[pmwiki-users] Pageindex and distributed documentation (Was Strange pagelist behaviour)

Patrick R. Michaud pmichaud at pobox.com
Thu Jun 15 12:00:55 CDT 2006


On Thu, Jun 15, 2006 at 12:42:06PM -0400, Neil Herber wrote:
> At 2006-06-15  10:46 AM -0500, Patrick R. Michaud is rumored to have said:
> >But I'd still prefer to come up with some way for pageindex
> >to quickly detect when a page might have been changed outside
> >the normal wiki editing process (without having to actually
> >rescan the page on each check).
> 
> I am not sure how practical or reliable this might be, but wouldn't a 
> file (page) changed outside of the normal wiki processes have a 
> different file system date?
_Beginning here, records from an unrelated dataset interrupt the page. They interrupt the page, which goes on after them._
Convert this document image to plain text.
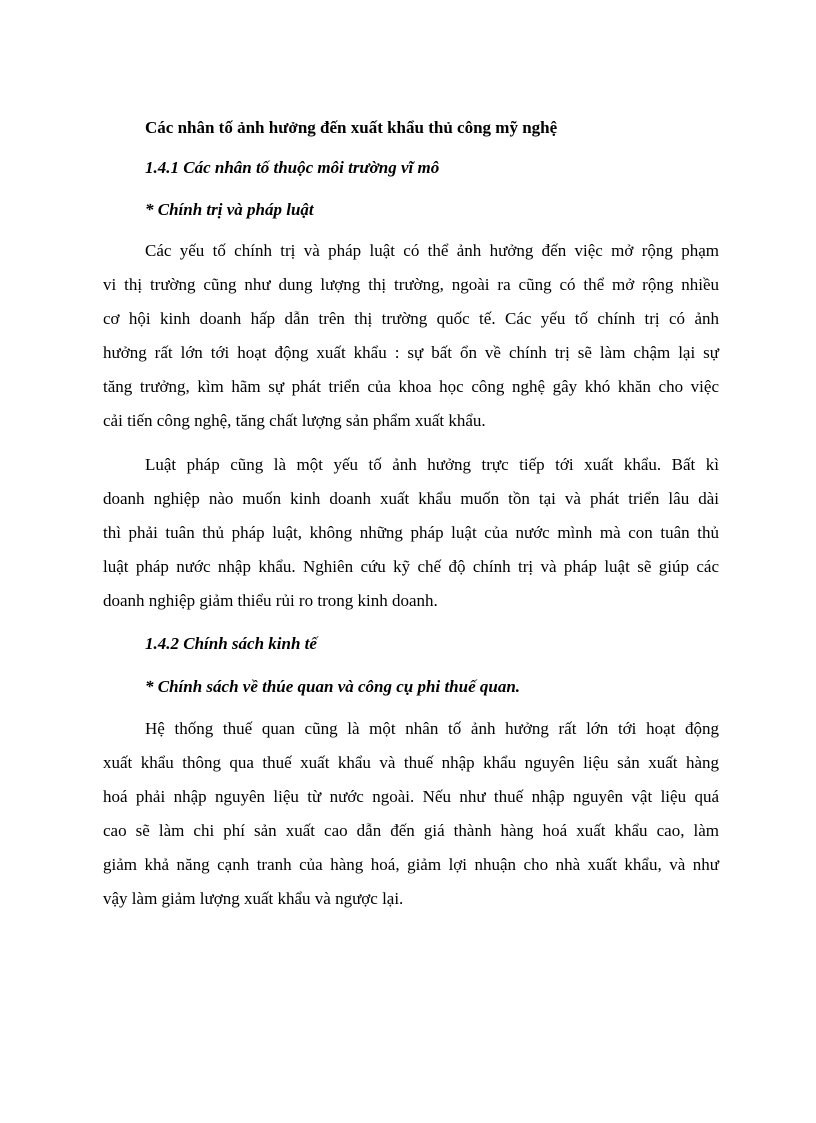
Các nhân tố ảnh hưởng đến xuất khẩu thủ công mỹ nghệ
1.4.1 Các nhân tố thuộc môi trường vĩ mô
* Chính trị và pháp luật
Các yếu tố chính trị và pháp luật có thể ảnh hưởng đến việc mở rộng phạm
vi thị trường cũng như dung lượng thị trường, ngoài ra cũng có thể mở rộng nhiều
cơ hội kinh doanh hấp dẫn trên thị trường quốc tế. Các yếu tố chính trị có ảnh
hưởng rất lớn tới hoạt động xuất khẩu : sự bất ổn về chính trị sẽ làm chậm lại sự
tăng trưởng, kìm hãm sự phát triển của khoa học công nghệ gây khó khăn cho việc
cải tiến công nghệ, tăng chất lượng sản phẩm xuất khẩu.
Luật pháp cũng là một yếu tố ảnh hưởng trực tiếp tới xuất khẩu. Bất kì
doanh nghiệp nào muốn kinh doanh xuất khẩu muốn tồn tại và phát triển lâu dài
thì phải tuân thủ pháp luật, không những pháp luật của nước mình mà con tuân thủ
luật pháp nước nhập khẩu. Nghiên cứu kỹ chế độ chính trị và pháp luật sẽ giúp các
doanh nghiệp giảm thiểu rủi ro trong kinh doanh.
1.4.2 Chính sách kinh tế
* Chính sách về thúe quan và công cụ phi thuế quan.
Hệ thống thuế quan cũng là một nhân tố ảnh hưởng rất lớn tới hoạt động
xuất khẩu thông qua thuế xuất khẩu và thuế nhập khẩu nguyên liệu sản xuất hàng
hoá phải nhập nguyên liệu từ nước ngoài. Nếu như thuế nhập nguyên vật liệu quá
cao sẽ làm chi phí sản xuất cao dẫn đến giá thành hàng hoá xuất khẩu cao, làm
giảm khả năng cạnh tranh của hàng hoá, giảm lợi nhuận cho nhà xuất khẩu, và như
vậy làm giảm lượng xuất khẩu và ngược lại.
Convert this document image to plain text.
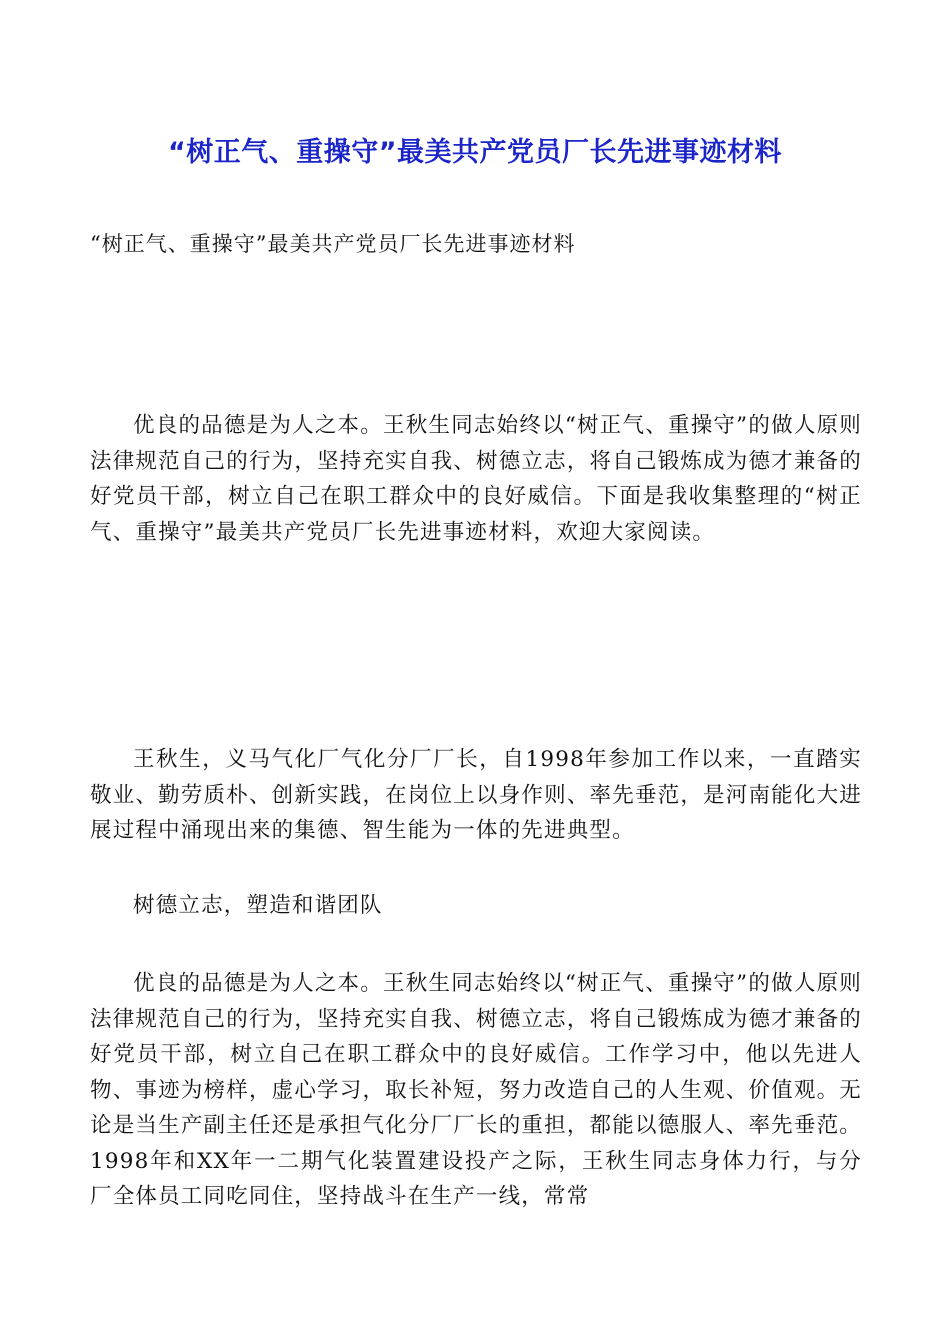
“树正气、重操守”最美共产党员厂长先进事迹材料
“树正气、重操守”最美共产党员厂长先进事迹材料

优良的品德是为人之本。王秋生同志始终以“树正气、重操守”的做人原则法律规范自己的行为，坚持充实自我、树德立志，将自己锻炼成为德才兼备的好党员干部，树立自己在职工群众中的良好威信。下面是我收集整理的“树正气、重操守”最美共产党员厂长先进事迹材料，欢迎大家阅读。

王秋生，义马气化厂气化分厂厂长，自1998年参加工作以来，一直踏实敬业、勤劳质朴、创新实践，在岗位上以身作则、率先垂范，是河南能化大进展过程中涌现出来的集德、智生能为一体的先进典型。

树德立志，塑造和谐团队

优良的品德是为人之本。王秋生同志始终以“树正气、重操守”的做人原则法律规范自己的行为，坚持充实自我、树德立志，将自己锻炼成为德才兼备的好党员干部，树立自己在职工群众中的良好威信。工作学习中，他以先进人物、事迹为榜样，虚心学习，取长补短，努力改造自己的人生观、价值观。无论是当生产副主任还是承担气化分厂厂长的重担，都能以德服人、率先垂范。1998年和XX年一二期气化装置建设投产之际，王秋生同志身体力行，与分厂全体员工同吃同住，坚持战斗在生产一线，常常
If pageindex stored the file system date 
> as part of its index, it could then detect changes made when it 
> wasn't looking. My big assumption here is that getting the file 
> system date is much less costly than rescanning the page.

Good idea -- I had been thinking of something along these lines as
well.  First, you're entirely correct that getting the file system
date ought to be much less costly than rescanning the entire page.

And, as it turns out, .pageindex already stores a timestamp for
each entry in the index.  It's the time the index entry was generated
instead of the timestamp of the pagefile, but perhaps that will
be good enough for our purposes.  If the timestamp of a page file 
is newer than the timestamp of its index entry, we probably
ought to re-index the page.

So far I've avoided going down this route because even though
getting the file system date is less costly than rescanning
the page, it does still incur an expense.  Earlier this year
when pmwiki.org was having performance issues I did a lot of
testing, and one of the things I concluded was that the
filesystem on my virtual private server had a high degree of
latency and could quickly become a bottleneck if there
are a lot of requests to the filesystem -- even simple requests
such as "does file XYZ exist"?  (I suspect the files may
be held on a remote attached storage device of some sort.)

So, I'm hoping to avoid the expense of checking file
timestamps on *all* of the page files with each search
request.  It might be sufficient to check only those
pages that will otherwise be excluded, but even this
would tend to be a majority of the existing pages.

Or another possibility could be to simply check the
timestamps of those pages that are being scanned anyway,
and then invalidate the entire index if *any* 
inconsistency in the timestamps or index is detected.